Charlton McIlwain, NYU – Journalistic Perspectives on Michael Brown

Dr. Charlton McIlwain

Dr. Charlton McIlwain

Without doubt, Michael Brown’s death and the related events occurring in and around Ferguson, Missouri have catalyzed national debate about race relations.

But, as Charlton McIlwain, associate professor of media, culture and communication at New York University, will show us: news coverage specifically about Michael Brown did not always focus completely on ethnicity.

Charlton McIlwain, PhD, is an associate professor and director of graduate studies in the Department of Media, Culture, and Communication at NYU’s Steinhardt School of Culture, Education, and Human Development. As a researcher, writer and teacher, his primary interests focus broadly on issues of race and media in social and political life. His 2011 book Race Appeal: How Candidates Invoke Race in U.S. Political Campaigns won several national awards for examining the use and influence of race-based messages in political campaigns and elections. More recently, his work has focused on the intersections of race and digital media.

Journalistic Perspectives on Michael Brown

AMico

For some observers, the news media arrived late to the scene to cover Michael Brown’s shooting in Ferguson, Missouri. But how did news outlets and popular blogs cover the Ferguson events once they did choose to cover the story?

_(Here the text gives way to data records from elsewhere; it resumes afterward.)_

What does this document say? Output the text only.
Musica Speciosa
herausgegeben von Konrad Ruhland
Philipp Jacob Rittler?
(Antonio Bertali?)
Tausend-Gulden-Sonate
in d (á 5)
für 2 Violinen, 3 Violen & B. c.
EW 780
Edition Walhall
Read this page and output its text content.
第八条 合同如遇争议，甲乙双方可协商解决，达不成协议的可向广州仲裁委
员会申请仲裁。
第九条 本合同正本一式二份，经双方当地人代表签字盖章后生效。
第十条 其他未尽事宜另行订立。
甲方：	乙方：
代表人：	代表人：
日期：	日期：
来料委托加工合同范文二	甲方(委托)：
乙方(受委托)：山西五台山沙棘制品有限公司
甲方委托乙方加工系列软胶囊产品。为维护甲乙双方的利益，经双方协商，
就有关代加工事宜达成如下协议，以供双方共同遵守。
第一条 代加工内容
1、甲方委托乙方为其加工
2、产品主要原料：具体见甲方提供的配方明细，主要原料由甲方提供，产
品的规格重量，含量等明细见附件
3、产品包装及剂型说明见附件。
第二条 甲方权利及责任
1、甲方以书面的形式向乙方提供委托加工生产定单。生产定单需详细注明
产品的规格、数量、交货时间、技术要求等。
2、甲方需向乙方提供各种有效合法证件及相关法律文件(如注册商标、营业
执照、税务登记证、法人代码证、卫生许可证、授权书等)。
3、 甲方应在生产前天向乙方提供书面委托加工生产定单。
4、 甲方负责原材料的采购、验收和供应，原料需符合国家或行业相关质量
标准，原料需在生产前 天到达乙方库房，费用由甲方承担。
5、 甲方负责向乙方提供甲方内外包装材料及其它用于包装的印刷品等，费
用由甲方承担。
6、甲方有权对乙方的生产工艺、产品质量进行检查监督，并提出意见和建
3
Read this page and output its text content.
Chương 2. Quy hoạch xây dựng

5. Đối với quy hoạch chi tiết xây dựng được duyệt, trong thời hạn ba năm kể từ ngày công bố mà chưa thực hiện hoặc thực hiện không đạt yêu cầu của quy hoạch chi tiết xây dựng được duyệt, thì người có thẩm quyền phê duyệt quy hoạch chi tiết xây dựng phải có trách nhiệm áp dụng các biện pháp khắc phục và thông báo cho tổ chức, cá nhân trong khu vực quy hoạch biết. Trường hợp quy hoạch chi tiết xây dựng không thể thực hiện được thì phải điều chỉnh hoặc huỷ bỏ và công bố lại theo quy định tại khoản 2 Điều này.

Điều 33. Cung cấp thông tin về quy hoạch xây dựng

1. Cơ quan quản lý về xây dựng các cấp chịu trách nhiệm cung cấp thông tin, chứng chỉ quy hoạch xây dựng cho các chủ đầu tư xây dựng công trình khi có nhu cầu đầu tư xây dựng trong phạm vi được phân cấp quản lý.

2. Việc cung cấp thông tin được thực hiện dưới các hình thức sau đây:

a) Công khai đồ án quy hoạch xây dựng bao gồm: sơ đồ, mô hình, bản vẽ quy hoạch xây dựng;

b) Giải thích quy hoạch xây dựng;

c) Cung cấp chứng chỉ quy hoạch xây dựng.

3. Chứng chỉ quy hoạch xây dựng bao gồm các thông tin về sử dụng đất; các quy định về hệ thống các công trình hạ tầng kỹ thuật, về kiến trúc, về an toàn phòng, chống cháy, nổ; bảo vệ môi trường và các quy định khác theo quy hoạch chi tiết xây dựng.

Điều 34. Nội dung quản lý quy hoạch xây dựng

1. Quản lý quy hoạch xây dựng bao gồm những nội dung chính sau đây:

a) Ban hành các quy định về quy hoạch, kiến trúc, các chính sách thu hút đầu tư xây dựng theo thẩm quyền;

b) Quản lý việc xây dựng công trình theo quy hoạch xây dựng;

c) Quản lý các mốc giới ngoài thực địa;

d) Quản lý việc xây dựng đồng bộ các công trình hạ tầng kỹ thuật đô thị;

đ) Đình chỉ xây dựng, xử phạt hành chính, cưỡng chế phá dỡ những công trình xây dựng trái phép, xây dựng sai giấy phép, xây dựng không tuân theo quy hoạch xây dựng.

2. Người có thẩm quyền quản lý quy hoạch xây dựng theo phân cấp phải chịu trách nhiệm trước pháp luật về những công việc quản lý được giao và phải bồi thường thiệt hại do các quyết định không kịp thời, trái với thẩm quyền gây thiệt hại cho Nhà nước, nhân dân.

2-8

I recently asked that question, and analyzed introductory text for more than two thousand stories written from August 9, the day of the shooting, through August 22nd. Past research demonstrates the news media’s tendency to either ignore race or cover it in simplistic ways, and so I asked – what proportion of an outlet’s Ferguson coverage was framed in racial terms, using words like Black, white or African American, race, racism, and discrimination?

The answer is – relatively very little.

From top news media outlets to liberal and conservative blogs – on average, race-related terms made up only eight percent of top key words and phrases used in their introductory text. And, relative to non-racial terms – race-related language ranked low in terms of relevance.

Nevertheless, some interesting distinctions exist.

  • The UK’s Daily Mail & the Huffington Post used the highest proportion of race words; but CNN was more acutely racially framed in their above-average proportion and relevance of race language.
  •  Liberal-leaning blogs most significantly framed Ferguson in racial terms; and despite the association of “mainstream” news outlets with “liberal bias,” these outlets mirrored conservative blogs in terms of the proportion of race words used.

I also asked: How did news media specifically frame Michael Brown? The results counter the overwhelming research evidence demonstrating the news media’s tendency to report on blacks in negatively stereotyped ways.

But all categories of news outlets described Michael Brown not as an African American, or as a criminal, but as a teenager. This represents Brown somewhat sympathetically – as someone who, because of his youth – was vulnerable and did not deserve to die.